The conservative legal movement, like conservative politics in general, continues to evolve due to shifting challenges, personalities, and circumstances. President Trump’s election in 2016 and re-election in 2024 will continue to alter the course of the Supreme Court for decades. The movement cannot be divorced from conservative politics in general. As Merriam has noted elsewhere, the conservative legal movement “must have in place a powerful electoral constituency,” that is, popular support. This means we face both political and cultural issues.
Has originalism become obsolete in 2025? Is Merriam right that it consists only of “technocratic exercises,” “performative jousting over narrow interpretive questions,” and “shadow-boxing legal liberalism”? Does originalism reflect a stagnant (or “calcified”) strategy “designed for a different country and a different time”? I don’t think so. Originalism is manifestly working. Courts are not legislatures. Per Federalist 78, they have “no influence over either the sword or the purse…and can take no active resolution whatever. [The judiciary] may truly be said to have neither FORCE nor WILL, but merely judgment.”
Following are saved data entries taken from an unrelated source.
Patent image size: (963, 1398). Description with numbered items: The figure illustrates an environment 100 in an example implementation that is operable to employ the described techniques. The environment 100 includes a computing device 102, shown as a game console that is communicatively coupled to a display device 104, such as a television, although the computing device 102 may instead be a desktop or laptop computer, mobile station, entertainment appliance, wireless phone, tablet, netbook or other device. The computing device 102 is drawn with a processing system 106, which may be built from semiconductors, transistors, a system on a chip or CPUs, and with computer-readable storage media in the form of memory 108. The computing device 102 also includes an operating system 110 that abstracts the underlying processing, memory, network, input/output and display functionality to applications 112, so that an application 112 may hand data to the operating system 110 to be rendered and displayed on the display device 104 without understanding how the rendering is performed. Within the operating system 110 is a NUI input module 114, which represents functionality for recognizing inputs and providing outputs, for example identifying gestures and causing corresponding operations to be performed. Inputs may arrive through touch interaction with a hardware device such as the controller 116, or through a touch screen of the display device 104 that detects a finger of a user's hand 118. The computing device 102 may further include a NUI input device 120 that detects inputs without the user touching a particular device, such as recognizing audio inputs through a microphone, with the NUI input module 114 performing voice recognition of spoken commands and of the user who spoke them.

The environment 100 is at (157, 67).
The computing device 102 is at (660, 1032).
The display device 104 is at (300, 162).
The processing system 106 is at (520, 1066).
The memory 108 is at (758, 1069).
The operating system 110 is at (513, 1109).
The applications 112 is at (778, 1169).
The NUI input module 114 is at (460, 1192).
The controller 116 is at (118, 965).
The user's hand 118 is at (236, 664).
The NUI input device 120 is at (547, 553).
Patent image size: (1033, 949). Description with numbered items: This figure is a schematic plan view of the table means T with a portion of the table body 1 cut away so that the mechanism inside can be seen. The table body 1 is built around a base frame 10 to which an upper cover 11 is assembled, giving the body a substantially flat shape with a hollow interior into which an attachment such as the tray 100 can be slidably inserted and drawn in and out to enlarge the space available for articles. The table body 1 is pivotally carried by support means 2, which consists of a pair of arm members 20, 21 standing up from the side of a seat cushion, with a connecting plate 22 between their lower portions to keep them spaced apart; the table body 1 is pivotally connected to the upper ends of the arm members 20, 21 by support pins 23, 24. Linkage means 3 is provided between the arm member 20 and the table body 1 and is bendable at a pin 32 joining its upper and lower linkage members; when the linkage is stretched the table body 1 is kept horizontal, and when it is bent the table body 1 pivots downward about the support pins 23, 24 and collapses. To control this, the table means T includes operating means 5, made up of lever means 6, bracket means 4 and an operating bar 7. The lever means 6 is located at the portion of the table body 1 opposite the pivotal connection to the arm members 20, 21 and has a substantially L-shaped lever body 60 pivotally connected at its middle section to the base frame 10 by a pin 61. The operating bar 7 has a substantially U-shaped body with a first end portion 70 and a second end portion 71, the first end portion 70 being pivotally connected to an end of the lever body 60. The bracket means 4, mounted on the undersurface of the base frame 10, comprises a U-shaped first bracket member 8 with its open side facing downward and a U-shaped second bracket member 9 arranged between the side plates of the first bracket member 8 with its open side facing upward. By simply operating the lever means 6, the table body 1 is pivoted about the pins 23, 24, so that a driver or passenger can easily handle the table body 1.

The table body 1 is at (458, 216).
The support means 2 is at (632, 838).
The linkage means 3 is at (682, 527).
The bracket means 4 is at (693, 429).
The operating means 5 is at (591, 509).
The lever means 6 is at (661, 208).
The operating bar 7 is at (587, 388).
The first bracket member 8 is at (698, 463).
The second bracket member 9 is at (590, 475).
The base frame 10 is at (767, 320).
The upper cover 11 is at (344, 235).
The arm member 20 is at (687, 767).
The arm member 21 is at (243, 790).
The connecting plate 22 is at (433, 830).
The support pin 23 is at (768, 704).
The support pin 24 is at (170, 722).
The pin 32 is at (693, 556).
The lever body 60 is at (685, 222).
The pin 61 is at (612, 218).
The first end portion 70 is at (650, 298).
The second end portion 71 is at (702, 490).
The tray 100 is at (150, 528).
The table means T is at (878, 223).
Jettisoning this limited role in lieu of becoming “guardians of our social order” and stewards of “civilizational restoration” would abandon the premises of our Constitution. It would create a “bevy of Platonic guardians” who would be indistinguishable from the left-wing judicial activists under the New Deal and the Warren and Burger courts, whose destructive handiwork we are in the process of undoing. Conservatives, unlike leftist apparatchiks, should honor the Constitution and the blessings of liberty it was designed to foster.